Release Date: February 21, 2025
Hosts: Luciano Mammino (“A”) & Eoin Shanaghy (“B”)
This episode introduces DuckDB, an emerging open-source, in-memory analytical database, and dives into why it’s generating so much enthusiasm in the cloud analytics space. The hosts detail how DuckDB’s simplicity, performance, and cloud-native capabilities make it a compelling choice for data analysis on AWS. They discuss use cases, practical integration tips, and even present a solution to the recently retired S3 Select service.
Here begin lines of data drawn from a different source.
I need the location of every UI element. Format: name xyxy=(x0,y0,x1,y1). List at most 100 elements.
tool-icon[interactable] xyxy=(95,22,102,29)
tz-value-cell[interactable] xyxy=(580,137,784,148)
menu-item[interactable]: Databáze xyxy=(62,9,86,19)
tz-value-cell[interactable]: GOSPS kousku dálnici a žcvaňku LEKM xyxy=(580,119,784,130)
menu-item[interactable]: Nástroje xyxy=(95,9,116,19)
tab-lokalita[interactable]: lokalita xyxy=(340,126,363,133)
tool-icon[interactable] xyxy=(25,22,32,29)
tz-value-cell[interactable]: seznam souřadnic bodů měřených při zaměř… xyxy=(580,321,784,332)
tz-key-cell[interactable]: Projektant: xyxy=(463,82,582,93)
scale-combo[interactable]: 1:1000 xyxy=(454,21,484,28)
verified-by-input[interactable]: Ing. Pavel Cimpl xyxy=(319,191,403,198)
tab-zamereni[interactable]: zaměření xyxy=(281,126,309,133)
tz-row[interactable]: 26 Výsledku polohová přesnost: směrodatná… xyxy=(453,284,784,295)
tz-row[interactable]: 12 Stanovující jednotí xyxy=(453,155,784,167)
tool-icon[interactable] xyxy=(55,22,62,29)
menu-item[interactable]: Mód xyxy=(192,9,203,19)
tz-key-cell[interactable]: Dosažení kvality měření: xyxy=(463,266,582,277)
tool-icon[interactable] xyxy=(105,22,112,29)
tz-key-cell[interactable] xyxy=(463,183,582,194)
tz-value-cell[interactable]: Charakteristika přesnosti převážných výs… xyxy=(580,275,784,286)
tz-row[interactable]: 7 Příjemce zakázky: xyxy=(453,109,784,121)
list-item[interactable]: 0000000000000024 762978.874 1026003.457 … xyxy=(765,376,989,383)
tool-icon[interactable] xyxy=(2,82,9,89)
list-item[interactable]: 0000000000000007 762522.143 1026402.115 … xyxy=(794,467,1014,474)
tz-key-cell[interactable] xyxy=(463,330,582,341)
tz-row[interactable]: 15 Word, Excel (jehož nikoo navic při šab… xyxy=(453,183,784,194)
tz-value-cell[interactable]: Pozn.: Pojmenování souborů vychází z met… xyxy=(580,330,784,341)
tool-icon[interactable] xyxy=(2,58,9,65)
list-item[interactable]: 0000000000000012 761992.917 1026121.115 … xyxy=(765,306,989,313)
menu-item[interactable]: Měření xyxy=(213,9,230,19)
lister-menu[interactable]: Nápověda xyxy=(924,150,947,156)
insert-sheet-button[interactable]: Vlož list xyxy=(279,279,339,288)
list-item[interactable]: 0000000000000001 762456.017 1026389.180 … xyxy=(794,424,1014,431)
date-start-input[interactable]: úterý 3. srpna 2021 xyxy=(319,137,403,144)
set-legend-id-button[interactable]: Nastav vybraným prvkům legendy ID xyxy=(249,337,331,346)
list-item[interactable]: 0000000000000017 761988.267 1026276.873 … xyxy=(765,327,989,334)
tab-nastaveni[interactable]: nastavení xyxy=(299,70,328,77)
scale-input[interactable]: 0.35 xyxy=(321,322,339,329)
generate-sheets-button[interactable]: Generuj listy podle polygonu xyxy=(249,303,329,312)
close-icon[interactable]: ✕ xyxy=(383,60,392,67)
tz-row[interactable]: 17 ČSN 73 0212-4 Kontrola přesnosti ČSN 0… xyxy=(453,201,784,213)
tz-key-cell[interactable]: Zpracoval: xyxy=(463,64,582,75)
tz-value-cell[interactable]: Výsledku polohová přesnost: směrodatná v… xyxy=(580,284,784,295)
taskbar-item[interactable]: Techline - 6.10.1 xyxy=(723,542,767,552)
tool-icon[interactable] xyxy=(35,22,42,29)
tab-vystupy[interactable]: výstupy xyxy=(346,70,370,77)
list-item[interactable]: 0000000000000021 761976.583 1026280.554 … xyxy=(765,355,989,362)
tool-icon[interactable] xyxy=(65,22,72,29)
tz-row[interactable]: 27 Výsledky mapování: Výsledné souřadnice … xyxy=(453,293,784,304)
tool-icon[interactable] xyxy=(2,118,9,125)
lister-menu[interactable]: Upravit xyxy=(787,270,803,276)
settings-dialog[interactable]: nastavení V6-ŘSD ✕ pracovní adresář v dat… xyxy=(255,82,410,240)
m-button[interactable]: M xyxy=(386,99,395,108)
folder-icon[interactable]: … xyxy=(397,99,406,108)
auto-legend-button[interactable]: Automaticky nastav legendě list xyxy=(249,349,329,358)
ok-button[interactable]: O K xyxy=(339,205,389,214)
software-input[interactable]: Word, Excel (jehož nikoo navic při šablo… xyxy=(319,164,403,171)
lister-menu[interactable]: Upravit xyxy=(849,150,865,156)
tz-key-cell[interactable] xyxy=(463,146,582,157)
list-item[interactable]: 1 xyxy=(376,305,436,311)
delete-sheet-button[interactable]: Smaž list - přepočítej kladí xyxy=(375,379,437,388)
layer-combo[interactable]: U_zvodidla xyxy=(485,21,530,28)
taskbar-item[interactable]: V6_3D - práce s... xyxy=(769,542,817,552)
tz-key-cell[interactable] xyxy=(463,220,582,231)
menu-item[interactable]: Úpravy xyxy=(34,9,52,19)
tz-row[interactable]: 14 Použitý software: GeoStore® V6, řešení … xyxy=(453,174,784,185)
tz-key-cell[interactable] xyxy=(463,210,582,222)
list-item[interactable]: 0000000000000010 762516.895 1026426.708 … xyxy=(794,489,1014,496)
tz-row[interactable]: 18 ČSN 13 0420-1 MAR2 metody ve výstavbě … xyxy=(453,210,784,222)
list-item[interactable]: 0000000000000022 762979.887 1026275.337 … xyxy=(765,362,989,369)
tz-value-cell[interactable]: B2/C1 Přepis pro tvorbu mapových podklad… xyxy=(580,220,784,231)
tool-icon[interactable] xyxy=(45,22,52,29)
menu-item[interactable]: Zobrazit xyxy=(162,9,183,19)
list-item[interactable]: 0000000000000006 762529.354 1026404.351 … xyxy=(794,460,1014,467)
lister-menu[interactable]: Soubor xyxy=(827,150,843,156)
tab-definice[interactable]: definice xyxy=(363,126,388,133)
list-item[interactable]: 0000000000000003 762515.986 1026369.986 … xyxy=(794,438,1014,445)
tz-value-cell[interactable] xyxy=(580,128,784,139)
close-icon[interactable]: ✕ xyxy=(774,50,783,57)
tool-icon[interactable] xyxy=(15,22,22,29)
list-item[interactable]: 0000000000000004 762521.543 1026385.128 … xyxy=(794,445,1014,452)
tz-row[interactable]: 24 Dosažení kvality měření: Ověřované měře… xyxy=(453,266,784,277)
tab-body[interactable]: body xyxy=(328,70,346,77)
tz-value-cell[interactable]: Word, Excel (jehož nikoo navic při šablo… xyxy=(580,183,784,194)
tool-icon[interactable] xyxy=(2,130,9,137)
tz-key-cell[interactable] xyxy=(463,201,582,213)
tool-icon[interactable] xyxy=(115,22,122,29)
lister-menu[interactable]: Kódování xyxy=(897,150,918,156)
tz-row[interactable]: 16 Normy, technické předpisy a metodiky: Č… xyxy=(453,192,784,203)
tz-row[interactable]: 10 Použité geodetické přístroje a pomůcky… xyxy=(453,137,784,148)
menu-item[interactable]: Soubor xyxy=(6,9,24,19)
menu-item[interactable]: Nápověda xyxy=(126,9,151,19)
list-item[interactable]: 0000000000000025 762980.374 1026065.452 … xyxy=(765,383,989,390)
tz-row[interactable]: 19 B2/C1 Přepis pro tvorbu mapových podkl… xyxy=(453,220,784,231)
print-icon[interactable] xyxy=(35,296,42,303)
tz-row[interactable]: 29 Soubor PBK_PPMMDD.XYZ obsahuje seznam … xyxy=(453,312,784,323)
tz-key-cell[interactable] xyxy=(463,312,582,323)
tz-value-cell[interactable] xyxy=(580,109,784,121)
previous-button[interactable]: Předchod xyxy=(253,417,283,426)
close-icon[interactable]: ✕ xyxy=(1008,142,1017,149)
Finally, they unveil a new open-source runtime for using DuckDB efficiently with AWS Lambda and Step Functions.
[00:00–02:46]
“It’s very simple to use and it has managed to stay very simple to use. … You can run it locally because it’s in memory, but you can also run it in the cloud basically anywhere.”
— Eoin, [01:24]
[02:46–04:58]
“You can even run it in lambda, which is probably the coolest use case if you ask me.”
— Luciano, [02:49]
“Because DuckDB can support more data than it can fit in memory, you often hear stories of people processing terabytes of data even in their laptops.”
— Luciano, [04:08]
[04:58–08:55]
duckdb command.“You could start with something like
SELECT * FROMand then just give the URI for your S3 object.”
— Eoin, [05:29]
[08:55–10:36]
“You can use DuckDB as a programmatic replacement for the AWS SDK usage of S3 Select. And…you’ll have a lot more features.”
— Eoin, [07:56]
[08:55–12:37]
“I think you can be able to replace some of the work that you might be doing with Pandas and Polars with just a query…”
— Luciano, [12:24]
[12:55–16:52]
“It is. I think it’s worthy of a runtime because DuckDB is so powerful and you can do so much with it. …there really is kind of a Swiss Army knife type tool and it’s just limited by your imagination.”
— Eoin, [15:51]
On DuckDB’s Philosophy:
“They basically set up a separate foundation holding all of its IP, keeping it clear of all the commercial entities to ensure that the community doesn’t get any nasty license switching surprises in the future.”
— Eoin, [02:16]
On Convenience:
“You can run it pretty much in almost any reasonable hardware.”
— Luciano, [02:55]
On Lambda Integration:
“You don’t have to have a Python runtime or a Node JS runtime. …It’s just a single binary. And you can then use this as a response to an EventBridge event or integrate it into step functions.”
— Eoin, [13:27]
On DuckDB’s Power:
“We believe as a final conclusion that DuckDB is really good, really promising, probably will be seeing more and more of it and especially in the cloud, in Lambda, in aws.”
— Luciano, [16:52]
DuckDB is emerging as a versatile, high-performance analytical tool—ideal for AWS and beyond. Its simple deployment, strong feature set, and innovative cloud integrations (like the new Lambda runtime) position it as a strong successor to services like S3 Select, and a powerful alternative for a host of data analysis workloads. The episode is a must-listen (or now, a must-read) for AWS practitioners, data engineers, and anyone looking for modern, cost-effective analytics solutions.
Call to Action: Try the new DuckDB Lambda runtime, share your use cases, and check the show notes for the GitHub repo!
This summary skips non-content (ads, intros, outros) as requested and preserves the episode's technical depth and friendly, practical tone.